イタリアGP100周年の記念レースでティフォシたちが期待したのは、シャルル・ルクレール(フェラーリ)がマックス・フェルスタッペン(レッドブル)に一矢を報い、3年ぶりの歓喜をもたらすことだったと思います。しかし、今のフェルスタッペンは誰も止めることができません。今回のレースも圧勝でした。

スパに続きモンツァでも新しく規定の年間基数を超過してPUを入れるドライバーが大量発生しました。トップ3チームではルクレールとジョージ・ラッセル(メルセデスAMG)を除く4人が交換しましたね。
予選ではPU交換をしないルクレールが見事なアタックを見せて今季8回目のポールポジションを獲得しました。フェルスタッペンは2位で、決勝は7番グリッドからとなりました。フェルスタッペンにとっての懸念はスタート後の混乱に巻き込まれることでした。モンツァの1コーナーは非常に狭くタイトなのでスタート直後に混乱が起きやすく、今回はニック・デ・フリース、ニコラス・ラティフィのウィリアムズ勢、ジョウ・グァンユー(アルファロメオ)といった若手が周りにいたことも心配のタネでした。ただ、今年のフェルスタッペンは大量リードもあって無理はしませんし、本当に周りがよく見えていますよね。

5周目にラッセルを交わして2位へ浮上すれば、あとはルクレールとのマッチレースになりました。金曜日からフェルスタッペンはフェラーリ勢よりも明らかに速いレースペースがあることは明白でした。ダウンフォースをつけ気味にしたことでタイヤのデグラデーションが少なかったですね。セバスチャン・ベッテル(アストンマーティン)のストップによるVSCでフェラーリはルクレールをピットに呼び戻し、攻めの2ストップ作戦を採りました。正確に言うと、採らざるを得なかったのですが、フェラーリは純粋な1ストップ作戦ではフェルスタッペンに対抗することは難しいと分かっていました。事実、ルクレールは2回目のピットを終えてからフェルスタッペンを追い上げようとしますが、差はなかなか縮まりませんでした。結局フェルスタッペン&レッドブルは誰にも脅かされることなく3連戦を締め、いよいよチャンピオン獲得に向けて残り48ポイントです。3年ぶりの鈴鹿がタイトル獲得レースになるのが濃厚です。

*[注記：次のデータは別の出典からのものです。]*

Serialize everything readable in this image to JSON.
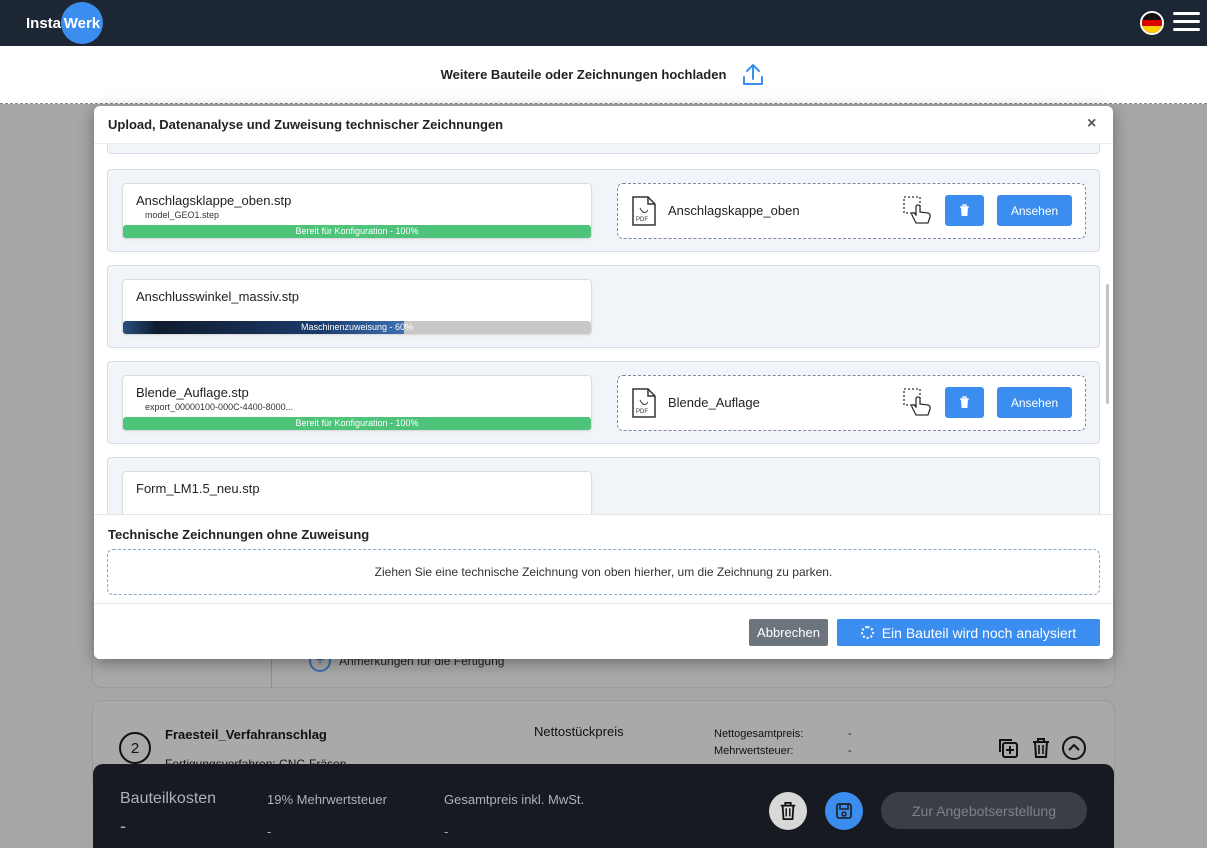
{
  "nav": {
    "logo_left": "Insta",
    "logo_right": "Werk",
    "language_flag_icon": "german-flag-icon",
    "menu_icon": "hamburger-menu-icon"
  },
  "upload_strip": {
    "label": "Weitere Bauteile oder Zeichnungen hochladen",
    "icon": "upload-icon"
  },
  "modal": {
    "title": "Upload, Datenanalyse und Zuweisung technischer Zeichnungen",
    "close_label": "×",
    "rows": [
      {
        "file_name": "Anschlagsklappe_oben.stp",
        "sub_file": "model_GEO1.step",
        "status": "Bereit für Konfiguration - 100%",
        "progress": 1.0,
        "status_color": "#4dc47a",
        "drawing": {
          "name": "Anschlagskappe_oben",
          "view_label": "Ansehen"
        }
      },
      {
        "file_name": "Anschlusswinkel_massiv.stp",
        "sub_file": "",
        "status": "Maschinenzuweisung - 60%",
        "progress": 0.6,
        "status_color": "#1b3c6a",
        "drawing": null
      },
      {
        "file_name": "Blende_Auflage.stp",
        "sub_file": "export_00000100-000C-4400-8000...",
        "status": "Bereit für Konfiguration - 100%",
        "progress": 1.0,
        "status_color": "#4dc47a",
        "drawing": {
          "name": "Blende_Auflage",
          "view_label": "Ansehen"
        }
      },
      {
        "file_name": "Form_LM1.5_neu.stp",
        "sub_file": "",
        "status": "",
        "progress": 0,
        "status_color": "#c8c8c8",
        "drawing": null
      }
    ],
    "unassigned": {
      "title": "Technische Zeichnungen ohne Zuweisung",
      "drop_hint": "Ziehen Sie eine technische Zeichnung von oben hierher, um die Zeichnung zu parken."
    },
    "footer": {
      "cancel_label": "Abbrechen",
      "analyze_label": "Ein Bauteil wird noch analysiert"
    }
  },
  "background": {
    "note_label": "Anmerkungen für die Fertigung",
    "part_number": "2",
    "part_title": "Fraesteil_Verfahranschlag",
    "part_sub": "Fertigungsverfahren: CNC-Fräsen",
    "netto_label": "Nettostückpreis",
    "netto_total_label": "Nettogesamtpreis:",
    "netto_total_value": "-",
    "vat_label": "Mehrwertsteuer:",
    "vat_value": "-"
  },
  "bottom_bar": {
    "cost_label": "Bauteilkosten",
    "cost_value": "-",
    "vat_label": "19% Mehrwertsteuer",
    "vat_value": "-",
    "total_label": "Gesamtpreis inkl. MwSt.",
    "total_value": "-",
    "offer_label": "Zur Angebotserstellung"
  }
}
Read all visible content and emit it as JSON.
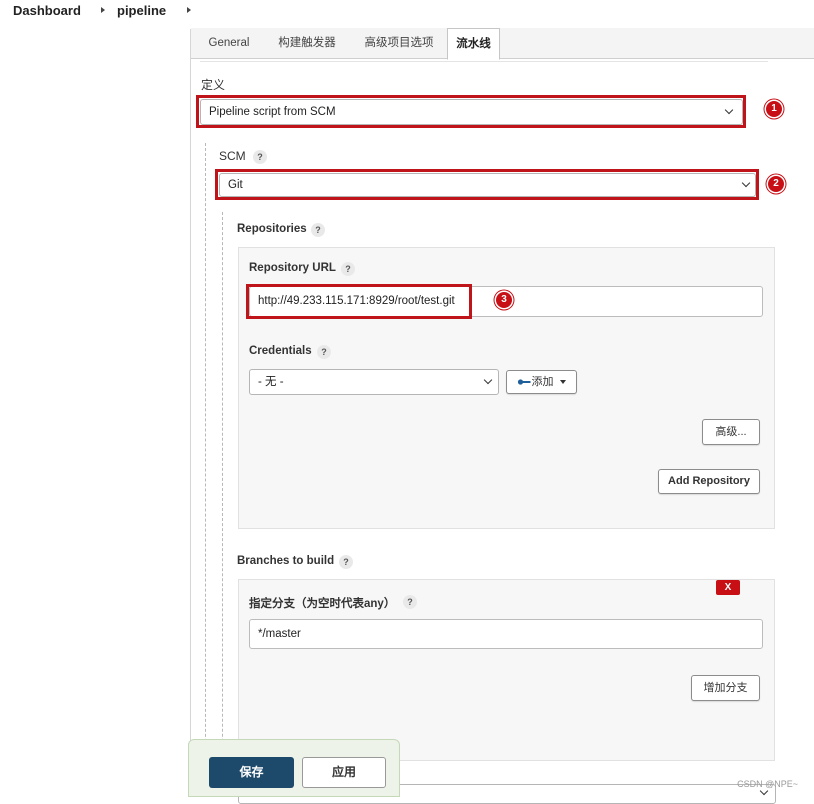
{
  "breadcrumb": {
    "items": [
      "Dashboard",
      "pipeline"
    ]
  },
  "tabs": [
    {
      "label": "General"
    },
    {
      "label": "构建触发器"
    },
    {
      "label": "高级项目选项"
    },
    {
      "label": "流水线"
    }
  ],
  "definition": {
    "label": "定义",
    "selected": "Pipeline script from SCM"
  },
  "scm": {
    "label": "SCM",
    "selected": "Git"
  },
  "repositories": {
    "label": "Repositories",
    "url_label": "Repository URL",
    "url_value": "http://49.233.115.171:8929/root/test.git",
    "credentials_label": "Credentials",
    "credentials_selected": "- 无 -",
    "add_label": "添加",
    "advanced_label": "高级...",
    "add_repository_label": "Add Repository"
  },
  "branches": {
    "label": "Branches to build",
    "delete_label": "X",
    "specifier_label": "指定分支（为空时代表any）",
    "specifier_value": "*/master",
    "add_branch_label": "增加分支"
  },
  "help_mark": "?",
  "annotations": [
    "1",
    "2",
    "3"
  ],
  "bottom_bar": {
    "save_label": "保存",
    "apply_label": "应用"
  },
  "watermark": "CSDN @NPE~",
  "colors": {
    "annotation_red": "#c0141b",
    "save_button": "#1d4a6b",
    "delete_button": "#c70f15"
  }
}
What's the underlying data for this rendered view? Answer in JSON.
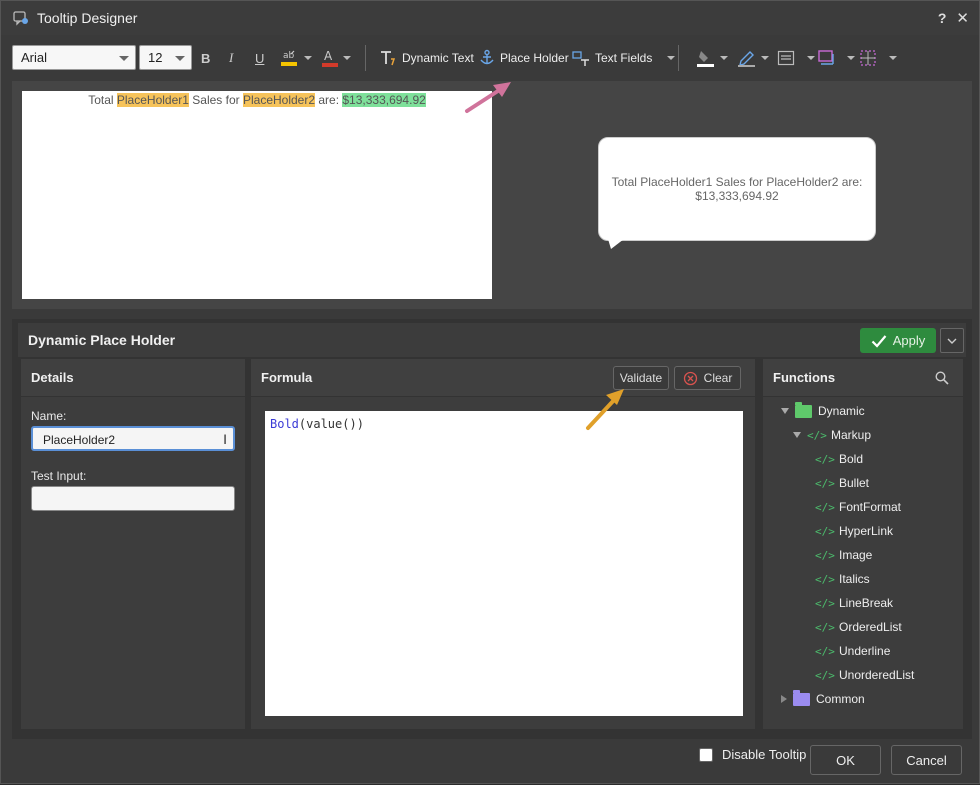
{
  "window": {
    "title": "Tooltip Designer",
    "help_glyph": "?",
    "close_glyph": "✕"
  },
  "toolbar": {
    "font": "Arial",
    "size": "12",
    "bold": "B",
    "italic": "I",
    "underline": "U",
    "dynamic_text": "Dynamic Text",
    "place_holder": "Place Holder",
    "text_fields": "Text Fields"
  },
  "preview": {
    "p1": "Total ",
    "placeholder1": "PlaceHolder1",
    "p2": " Sales for ",
    "placeholder2": "PlaceHolder2",
    "p3": " are: ",
    "amount": "$13,333,694.92",
    "tooltip_text": "Total PlaceHolder1 Sales for PlaceHolder2 are: $13,333,694.92"
  },
  "panel": {
    "title": "Dynamic Place Holder",
    "apply_label": "Apply"
  },
  "details": {
    "title": "Details",
    "name_label": "Name:",
    "name_value": "PlaceHolder2",
    "test_input_label": "Test Input:",
    "test_input_value": ""
  },
  "formula": {
    "title": "Formula",
    "validate_label": "Validate",
    "clear_label": "Clear",
    "code_fn": "Bold",
    "code_rest": "(value())"
  },
  "functions": {
    "title": "Functions",
    "root": "Dynamic",
    "group": "Markup",
    "items": [
      "Bold",
      "Bullet",
      "FontFormat",
      "HyperLink",
      "Image",
      "Italics",
      "LineBreak",
      "OrderedList",
      "Underline",
      "UnorderedList"
    ],
    "other": "Common",
    "code_glyph": "</>"
  },
  "footer": {
    "disable_tooltip": "Disable Tooltip",
    "ok": "OK",
    "cancel": "Cancel"
  },
  "colors": {
    "apply_green": "#2e8b3e",
    "highlight_orange": "#f6c35a",
    "highlight_green": "#7ee09a",
    "folder_green": "#5fc96b",
    "folder_purple": "#9b8cf0",
    "arrow_pink": "#d0739b",
    "arrow_gold": "#e0a02a"
  }
}
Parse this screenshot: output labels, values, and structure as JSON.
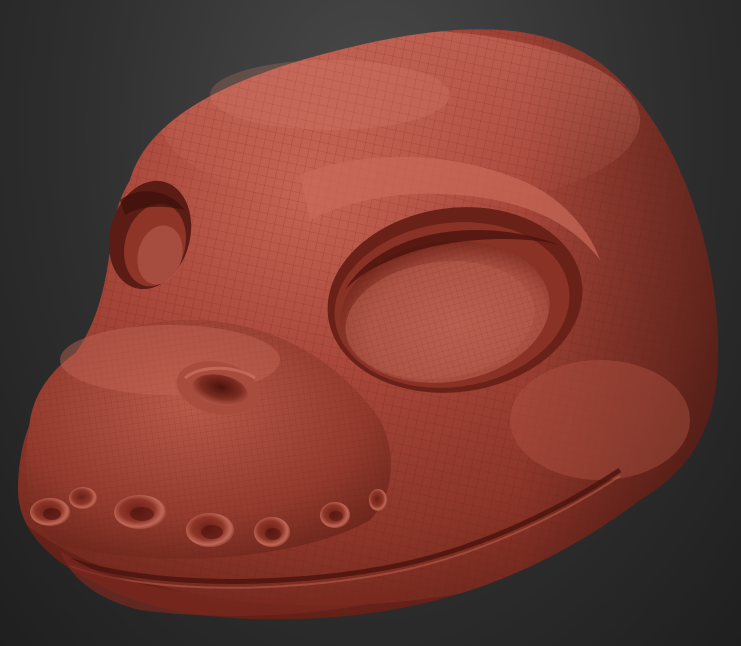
{
  "scene": {
    "subject": "sculpted-creature-head",
    "colors": {
      "background_top": "#4a4a4a",
      "background_bottom": "#1f1f1f",
      "clay_base": "#9b3b2e",
      "clay_light": "#c8685a",
      "clay_shadow": "#5a1c14",
      "clay_deep": "#3a0f0a",
      "wire": "#6e2519"
    }
  }
}
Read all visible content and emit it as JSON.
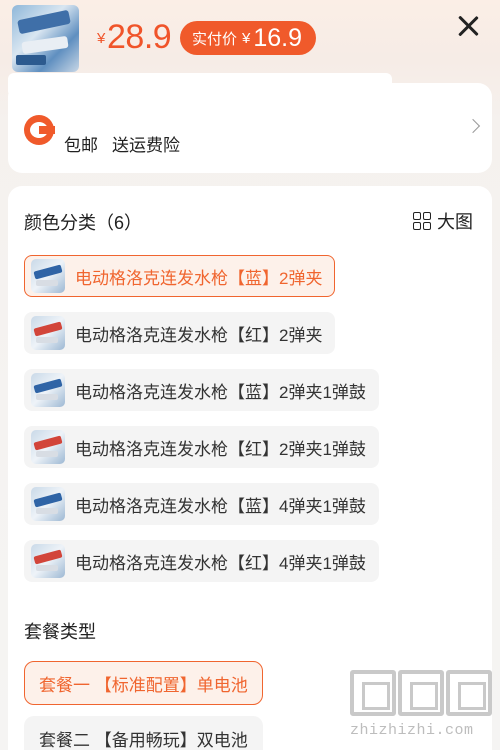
{
  "header": {
    "price_currency": "¥",
    "price": "28.9",
    "paid_label": "实付价",
    "paid_currency": "¥",
    "paid_price": "16.9"
  },
  "shipping": {
    "free_shipping": "包邮",
    "insurance": "送运费险"
  },
  "colors": {
    "title": "颜色分类（6）",
    "big_view_label": "大图",
    "items": [
      {
        "label": "电动格洛克连发水枪【蓝】2弹夹",
        "selected": true,
        "swatch": "blue"
      },
      {
        "label": "电动格洛克连发水枪【红】2弹夹",
        "selected": false,
        "swatch": "red"
      },
      {
        "label": "电动格洛克连发水枪【蓝】2弹夹1弹鼓",
        "selected": false,
        "swatch": "blue"
      },
      {
        "label": "电动格洛克连发水枪【红】2弹夹1弹鼓",
        "selected": false,
        "swatch": "red"
      },
      {
        "label": "电动格洛克连发水枪【蓝】4弹夹1弹鼓",
        "selected": false,
        "swatch": "blue"
      },
      {
        "label": "电动格洛克连发水枪【红】4弹夹1弹鼓",
        "selected": false,
        "swatch": "red"
      }
    ]
  },
  "packages": {
    "title": "套餐类型",
    "items": [
      {
        "label": "套餐一 【标准配置】单电池",
        "selected": true
      },
      {
        "label": "套餐二 【备用畅玩】双电池",
        "selected": false
      }
    ]
  },
  "watermark": {
    "text": "zhizhizhi.com"
  },
  "theme": {
    "accent": "#f05a2b",
    "selected_bg": "#fdf1ea"
  }
}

そしてこのレースを語るのに外せないドライバーがニック・デ・フリースです。アレクサンダー・アルボンが虫垂炎となり土曜日から急遽ステアリングを握りましたが、いきなりラティフィを上回ってQ2進出を達成しました。金曜日にアストンマーティンで走っていたことも幸運だったと思いますが、レギュラードライバーを上回るのはさすがFormula 2とFormula Eでチャンピオンを獲得したドライバーです。決勝でも堂々とした戦いで9位入賞、シートの決まっていないチームは彼を欲しているでしょうね。彼のような才能溢れたドライバーがシートを得ていないことがあまりにも残念ですが、来季どこかのチームで彼が走っていることを切に願っています。